Compatibility files such as `cell_embeddings.parquet`, `structure_embedding_summary.csv`, and `qc_report.json` should remain readable by `spatho`.

## Report Semantics

The HTML report gains a `Foundation Evidence` section. Each structure-level review can carry:

- marker heuristic evidence;
- scGPT-like RNA reference evidence;
- pathway activity evidence;
- PLIP H&E morphology evidence;
- lightweight niche-fusion consistency notes;
- stGPT morpho-molecular embedding summaries;
- final LLM adjudication.

Guardrails are explicit: missing stGPT artifacts make `spatho doctor` not ready; fatal stGPT QC blocks a run when `stgpt_require_qc_pass=true`; warning-only QC is shown as cautionary evidence; imputed or reconstructed signals must be labeled as model-derived, not measured expression. Fatal QC blocks biological claims; warning-only QC enters cautionary report language; imputation and reconstruction are never reported as measured expression.
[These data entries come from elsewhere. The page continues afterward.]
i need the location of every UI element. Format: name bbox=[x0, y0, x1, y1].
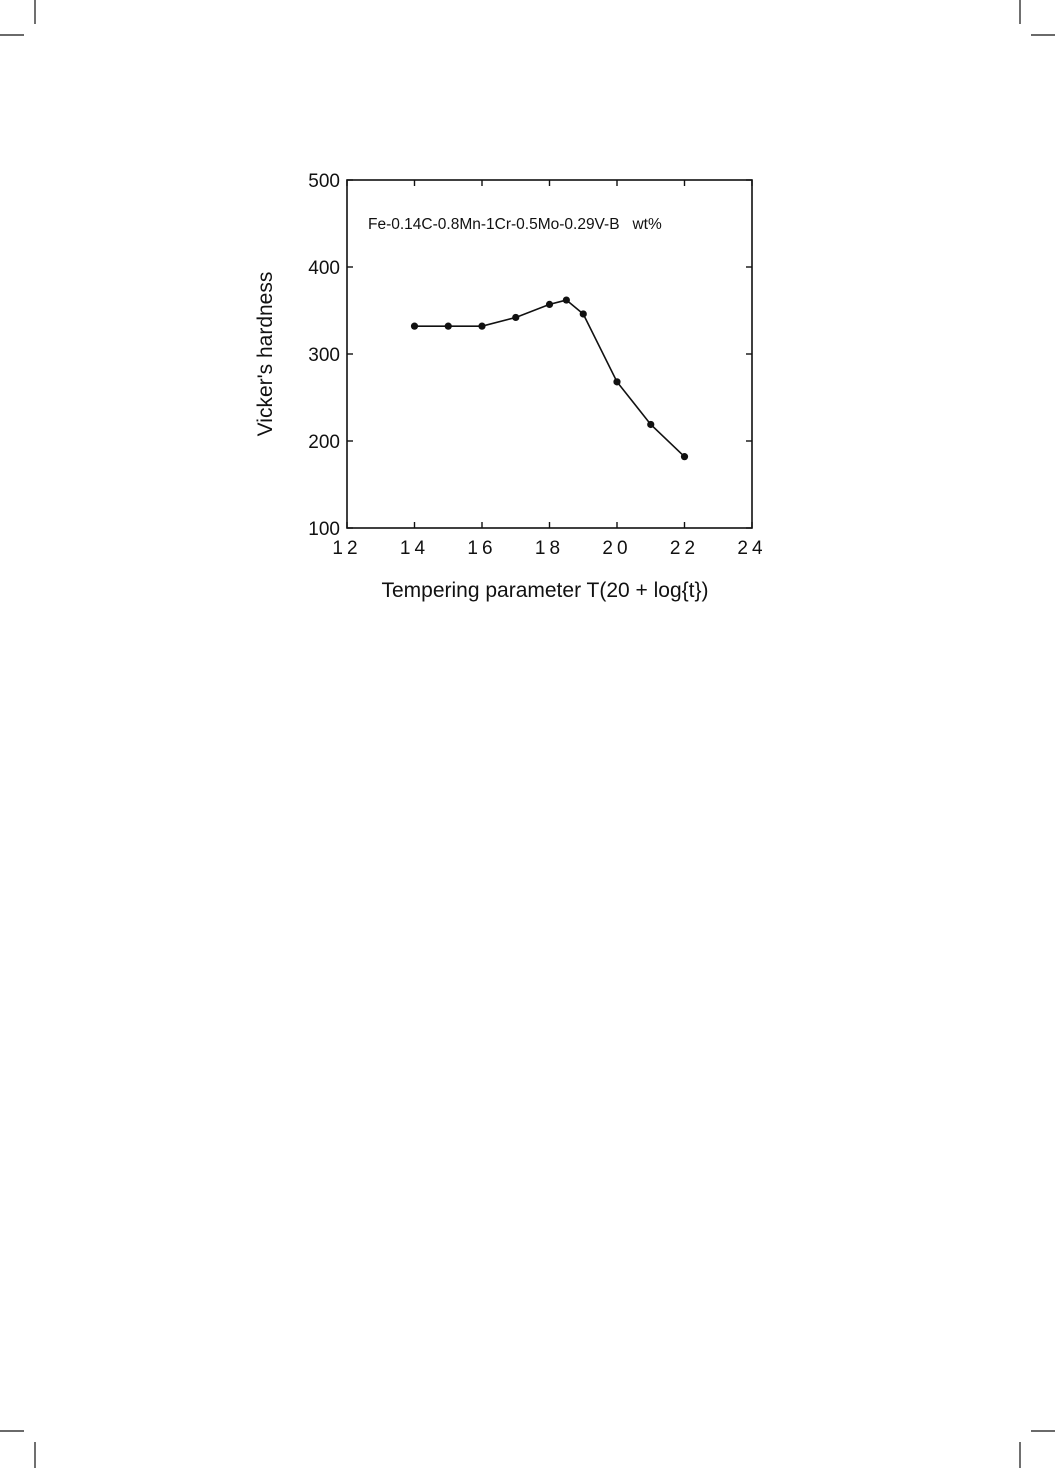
data-point bbox=[444, 322, 452, 330]
y-axis-ticks: 100 200 300 400 500 bbox=[308, 171, 752, 540]
x-tick-label: 22 bbox=[670, 538, 699, 559]
y-axis-label: Vicker's hardness bbox=[254, 272, 277, 437]
x-axis-ticks: 12 14 16 18 20 22 24 bbox=[332, 180, 766, 559]
data-point bbox=[410, 322, 419, 330]
data-point bbox=[478, 322, 486, 330]
x-tick-label: 12 bbox=[332, 538, 361, 559]
y-tick-label: 100 bbox=[308, 519, 340, 540]
x-axis-label: Tempering parameter T(20 + log{t}) bbox=[381, 579, 708, 602]
y-tick-label: 400 bbox=[308, 258, 340, 279]
x-tick-label: 18 bbox=[535, 538, 564, 559]
data-point bbox=[680, 453, 689, 461]
x-tick-label: 14 bbox=[400, 538, 429, 559]
data-point bbox=[579, 310, 587, 318]
series-group bbox=[410, 296, 689, 461]
x-tick-label: 24 bbox=[737, 538, 766, 559]
series-line bbox=[414, 299, 686, 458]
x-tick-label: 16 bbox=[467, 538, 496, 559]
x-tick-label: 20 bbox=[602, 538, 631, 559]
data-point bbox=[647, 420, 655, 429]
data-point bbox=[562, 296, 570, 304]
data-point bbox=[512, 313, 520, 322]
data-point bbox=[613, 378, 621, 386]
chart-annotation: Fe-0.14C-0.8Mn-1Cr-0.5Mo-0.29V-B wt% bbox=[368, 216, 662, 233]
data-point bbox=[545, 300, 554, 309]
y-tick-label: 200 bbox=[308, 432, 340, 453]
y-tick-label: 500 bbox=[308, 171, 340, 192]
y-tick-label: 300 bbox=[308, 345, 340, 366]
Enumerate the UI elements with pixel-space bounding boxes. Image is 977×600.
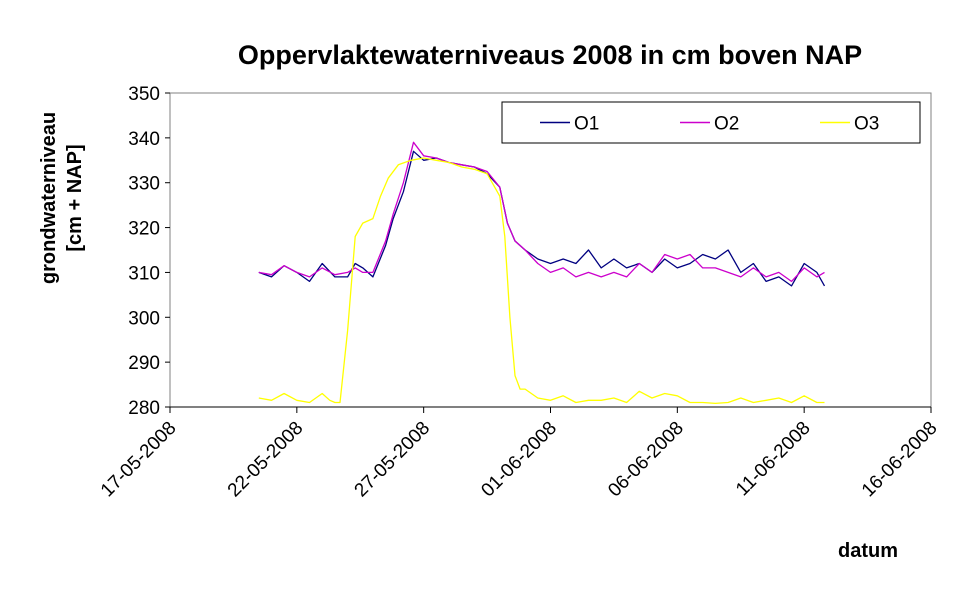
- y-tick-label: 310: [128, 263, 160, 284]
- legend: O1 O2 O3: [501, 101, 921, 144]
- y-tick-label: 280: [128, 398, 160, 419]
- x-tick-label: 27-05-2008: [351, 418, 435, 502]
- y-tick-label: 350: [128, 84, 160, 105]
- x-tick-label: 17-05-2008: [97, 418, 181, 502]
- legend-label-o2: O2: [714, 114, 739, 135]
- y-tick-label: 330: [128, 174, 160, 195]
- series-lines: [258, 141, 826, 405]
- y-tick-label: 340: [128, 129, 160, 150]
- legend-label-o1: O1: [574, 114, 599, 135]
- y-tick-label: 320: [128, 219, 160, 240]
- x-tick-label: 22-05-2008: [224, 418, 308, 502]
- y-axis: 280 290 300 310 320 330 340 350: [128, 84, 170, 419]
- legend-box: [501, 101, 921, 144]
- x-tick-label: 06-06-2008: [604, 418, 688, 502]
- y-tick-label: 290: [128, 353, 160, 374]
- x-tick-label: 11-06-2008: [732, 418, 815, 501]
- legend-label-o3: O3: [854, 114, 879, 135]
- x-tick-label: 16-06-2008: [858, 418, 942, 502]
- chart-title: Oppervlaktewaterniveaus 2008 in cm boven…: [237, 40, 863, 70]
- x-axis-label: datum: [838, 540, 898, 562]
- x-tick-label: 01-06-2008: [477, 418, 561, 502]
- series-line-o2: [258, 141, 825, 283]
- series-line-o3: [258, 157, 825, 405]
- plot-area: [169, 92, 932, 408]
- x-axis: 17-05-2008 22-05-2008 27-05-2008 01-06-2008…: [97, 406, 942, 502]
- y-tick-label: 300: [128, 308, 160, 329]
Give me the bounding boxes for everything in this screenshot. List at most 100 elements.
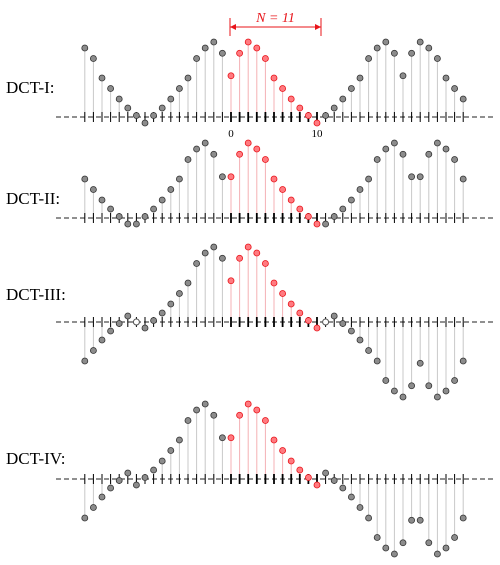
sample-point-gray [98,493,106,501]
sample-point-gray [408,49,416,57]
sample-point-red [227,277,235,285]
sample-point-gray [330,104,338,112]
sample-point-red [253,406,261,414]
sample-point-gray [98,74,106,82]
sample-point-gray [218,49,226,57]
sample-point-gray [451,156,459,163]
sample-point-gray [210,411,218,419]
sample-point-gray [175,175,183,183]
sample-point-red [296,466,304,474]
sample-point-gray [210,150,218,158]
sample-point-gray [425,539,433,547]
sample-point-gray [373,534,381,541]
sample-point-gray [356,74,364,82]
sample-point-gray [425,382,433,390]
sample-point-gray [347,493,355,501]
sample-point-gray [390,139,398,147]
sample-point-gray [158,457,166,465]
sample-point-red [296,205,304,213]
sample-point-gray [132,112,140,119]
sample-point-gray [184,74,192,82]
sample-point-red [304,317,312,324]
sample-point-gray [459,95,467,103]
sample-point-gray [150,112,158,119]
sample-point-gray [150,466,158,474]
zero-marker [132,318,140,326]
sample-point-gray [167,300,175,308]
panel-label-dct-1: DCT-I: [6,78,55,97]
panel-label-dct-4: DCT-IV: [6,449,66,468]
sample-point-gray [433,55,441,62]
sample-point-red [279,447,287,454]
sample-point-gray [90,55,97,62]
sample-point-gray [347,327,355,335]
sample-point-gray [132,481,140,489]
sample-point-red [227,173,235,181]
sample-point-gray [175,436,183,444]
sample-point-gray [98,336,106,344]
sample-point-gray [459,357,467,365]
sample-point-gray [167,186,175,193]
sample-point-gray [150,317,158,324]
sample-point-red [253,249,261,257]
sample-point-red [261,55,269,62]
sample-point-red [279,290,287,297]
sample-point-red [287,95,295,103]
sample-point-gray [107,484,114,492]
axis-label-ten: 10 [312,128,324,140]
sample-point-gray [399,393,407,401]
sample-point-red [236,254,244,262]
panel-label-dct-3: DCT-III: [6,285,66,304]
sample-point-gray [193,260,201,267]
sample-point-gray [141,474,149,481]
sample-point-gray [124,220,132,228]
sample-point-red [296,309,304,317]
sample-point-gray [124,312,132,320]
sample-point-gray [382,377,390,384]
sample-point-red [304,474,312,481]
sample-point-gray [210,38,218,46]
sample-point-gray [339,484,347,492]
sample-point-gray [98,196,106,204]
sample-point-red [296,104,304,112]
sample-point-gray [107,205,114,213]
sample-point-gray [365,347,373,354]
sample-point-gray [356,336,364,344]
sample-point-gray [365,514,373,522]
sample-point-gray [390,49,398,57]
sample-point-red [313,220,321,228]
sample-point-red [279,186,287,193]
sample-point-gray [141,119,149,127]
sample-point-gray [330,213,338,220]
sample-point-gray [124,469,132,477]
sample-point-gray [115,477,123,484]
sample-point-gray [451,377,459,384]
sample-point-gray [416,173,424,181]
sample-point-red [236,411,244,419]
sample-point-gray [382,38,390,46]
sample-point-gray [150,205,158,213]
sample-point-gray [107,85,114,92]
sample-point-gray [322,220,330,228]
sample-point-red [287,300,295,308]
sample-point-gray [356,186,364,193]
sample-point-gray [184,156,192,163]
sample-point-gray [442,145,450,153]
sample-point-red [270,175,278,183]
sample-point-gray [390,550,398,558]
sample-point-gray [382,544,390,552]
sample-point-gray [193,55,201,62]
zero-marker [322,318,330,326]
sample-point-red [287,196,295,204]
sample-point-red [227,72,235,80]
n-annotation-arrowhead-right [315,24,321,30]
sample-point-red [270,279,278,287]
sample-point-gray [339,95,347,103]
sample-point-red [304,112,312,119]
sample-point-gray [201,44,209,52]
sample-point-gray [201,139,209,147]
sample-point-gray [347,85,355,92]
panel-dct-2: DCT-II: [6,139,496,228]
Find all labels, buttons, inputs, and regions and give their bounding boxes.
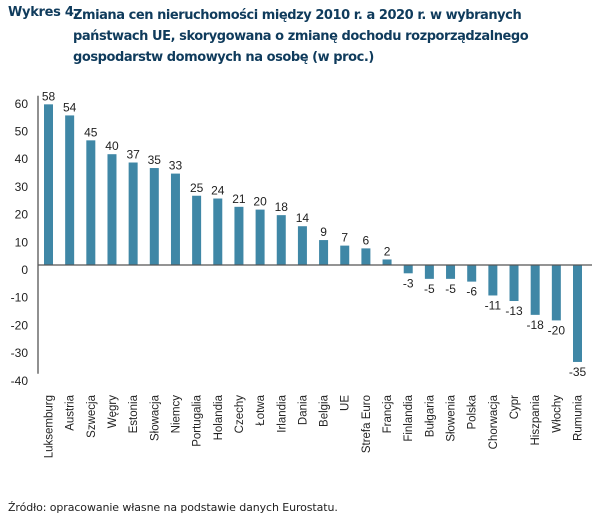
- bar: [213, 198, 223, 265]
- y-tick-label: 50: [15, 125, 29, 139]
- source-note: Źródło: opracowanie własne na podstawie …: [8, 501, 338, 514]
- category-label: Szwecja: [86, 394, 98, 437]
- category-label: Estonia: [128, 394, 140, 433]
- data-label: 14: [296, 211, 310, 225]
- y-tick-label: -40: [11, 374, 29, 388]
- data-label: 33: [169, 159, 183, 173]
- data-labels: 58 54 45 40 37 35 33 25 24 21 20 18 14 9 7 62 -3 -5 -5 -6 -1…: [42, 89, 587, 379]
- bar: [234, 206, 244, 265]
- bar: [551, 265, 561, 321]
- y-tick-label: -20: [11, 318, 29, 332]
- bar: [509, 265, 519, 302]
- category-label: Dania: [297, 394, 309, 425]
- category-label: Finlandia: [403, 394, 415, 441]
- data-label: -20: [548, 323, 566, 337]
- category-label: Słowenia: [446, 394, 458, 441]
- bars: [44, 104, 582, 362]
- category-label: Irlandia: [276, 394, 288, 432]
- category-label: Portugalia: [192, 394, 204, 446]
- category-labels: Luksemburg Austria Szwecja Węgry Estonia Słow…: [44, 394, 585, 458]
- data-label: 54: [63, 100, 77, 114]
- data-label: 58: [42, 89, 56, 103]
- bar: [530, 265, 540, 315]
- bar: [276, 215, 286, 265]
- data-label: 40: [105, 139, 119, 153]
- bar: [403, 265, 413, 274]
- data-label: -5: [424, 282, 435, 296]
- bar: [65, 115, 75, 265]
- bar: [446, 265, 456, 279]
- data-label: 7: [341, 231, 348, 245]
- bar: [86, 140, 96, 265]
- data-label: 18: [275, 200, 289, 214]
- data-label: -11: [485, 298, 502, 312]
- category-label: UE: [340, 395, 352, 411]
- data-label: 21: [232, 192, 246, 206]
- data-label: 45: [84, 125, 98, 139]
- category-label: Włochy: [551, 395, 563, 433]
- data-label: 9: [320, 225, 327, 239]
- y-tick-label: -10: [11, 291, 29, 305]
- data-label: 25: [190, 181, 204, 195]
- category-label: Chorwacja: [488, 394, 500, 449]
- figure-title: Zmiana cen nieruchomości między 2010 r. …: [73, 8, 529, 65]
- data-label: -3: [403, 276, 414, 290]
- data-label: -13: [505, 304, 523, 318]
- y-tick-label: 30: [15, 180, 29, 194]
- data-label: -18: [527, 318, 545, 332]
- category-label: Austria: [65, 394, 77, 430]
- bar: [488, 265, 498, 296]
- category-label: Hiszpania: [530, 394, 542, 445]
- bar: [170, 173, 180, 265]
- data-label: 35: [148, 153, 162, 167]
- y-tick-label: 60: [15, 97, 29, 111]
- y-tick-label: 10: [15, 235, 29, 249]
- bar: [192, 195, 202, 265]
- bar: [573, 265, 582, 362]
- bar: [424, 265, 434, 279]
- category-label: Francja: [382, 394, 394, 433]
- category-label: Niemcy: [170, 395, 182, 434]
- data-label: 6: [363, 233, 370, 247]
- category-label: Cypr: [509, 395, 521, 419]
- data-label: -35: [569, 365, 587, 379]
- bar: [255, 209, 265, 265]
- category-label: Węgry: [107, 395, 119, 428]
- y-axis-ticks: 60 50 40 30 20 10 0 -10 -20 -30 -40: [11, 97, 29, 388]
- data-label: 20: [253, 195, 267, 209]
- data-label: 24: [211, 184, 225, 198]
- y-tick-label: 40: [15, 152, 29, 166]
- bar: [319, 240, 329, 265]
- y-tick-label: 0: [21, 263, 28, 277]
- bar-chart: 60 50 40 30 20 10 0 -10 -20 -30 -40 58 54 45 40 37 35 33…: [11, 89, 592, 458]
- category-label: Łotwa: [255, 394, 267, 425]
- data-label: 37: [126, 148, 140, 162]
- category-label: Strefa Euro: [361, 395, 373, 453]
- bar: [149, 168, 159, 265]
- category-label: Polska: [467, 394, 479, 429]
- category-label: Słowacja: [149, 394, 161, 441]
- bar: [44, 104, 53, 265]
- data-label: -6: [466, 285, 477, 299]
- bar: [340, 245, 350, 265]
- category-label: Czechy: [234, 395, 246, 434]
- figure-number: Wykres 4.: [8, 5, 79, 20]
- bar: [128, 162, 138, 265]
- category-label: Holandia: [213, 394, 225, 440]
- y-tick-label: 20: [15, 208, 29, 222]
- bar: [361, 248, 371, 265]
- bar: [382, 259, 392, 265]
- category-label: Rumunia: [573, 394, 585, 441]
- data-label: 2: [384, 244, 391, 258]
- bar: [467, 265, 477, 282]
- data-label: -5: [445, 282, 456, 296]
- category-label: Luksemburg: [44, 395, 56, 458]
- category-label: Bułgaria: [424, 394, 436, 437]
- bar: [297, 226, 307, 265]
- y-tick-label: -30: [11, 346, 29, 360]
- category-label: Belgia: [319, 394, 331, 427]
- bar: [107, 154, 117, 265]
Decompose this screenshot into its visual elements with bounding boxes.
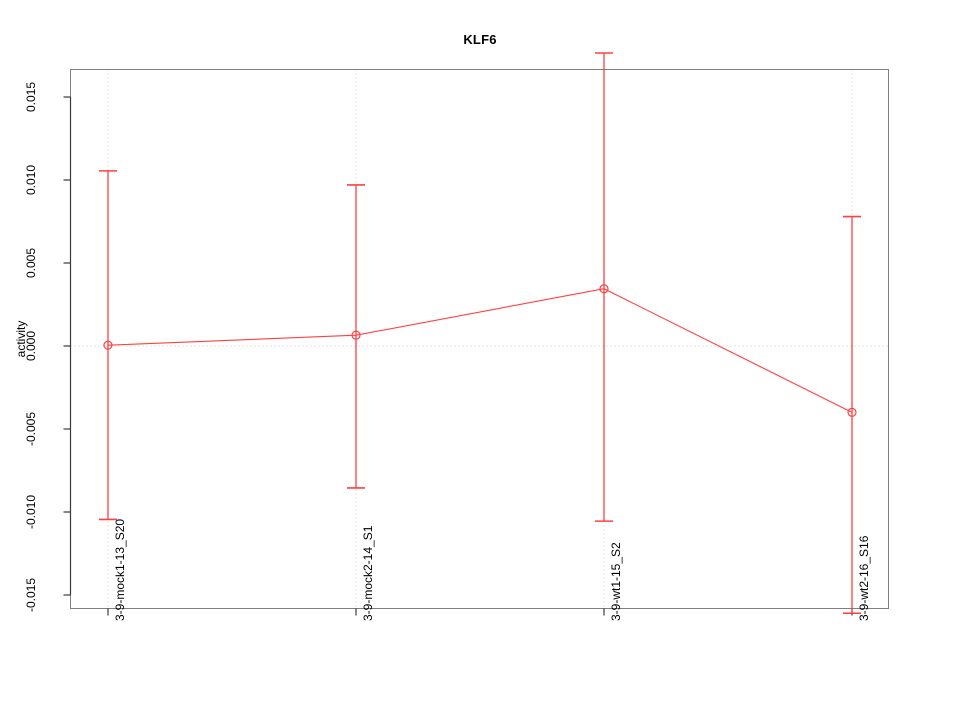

The review text is expected to distinguish agreement from complementarity. For example, a tumor RNA reference plus tumor-like H&E morphology is concordant; a tumor RNA reference plus macrophage-rich H&E evidence may be complementary inflammation; high artifact signal is treated as a quality caveat.

## Limitations

This v1 layer is not a replacement for trained multimodal representation learning. It standardizes the evidence interface and reporting surface first. Later versions can plug in true SpatialFusion-style joint embeddings, UNI/CONCH image embeddings, or scGPT-spatial zero-shot embeddings behind the same structure-level evidence files.

For the current Atera tutorial, the generated `precomputed_scgpt` smoke mapping validates the interface only. It is not a real stGPT or scGPT-spatial result and should not be interpreted biologically. The next real integration step is to produce stGPT exports with `export_spatho_artifacts`, then let `spatho` consume those artifacts through `stgpt_backend="precomputed_artifacts"` or `stgpt_backend="local_stgpt"`.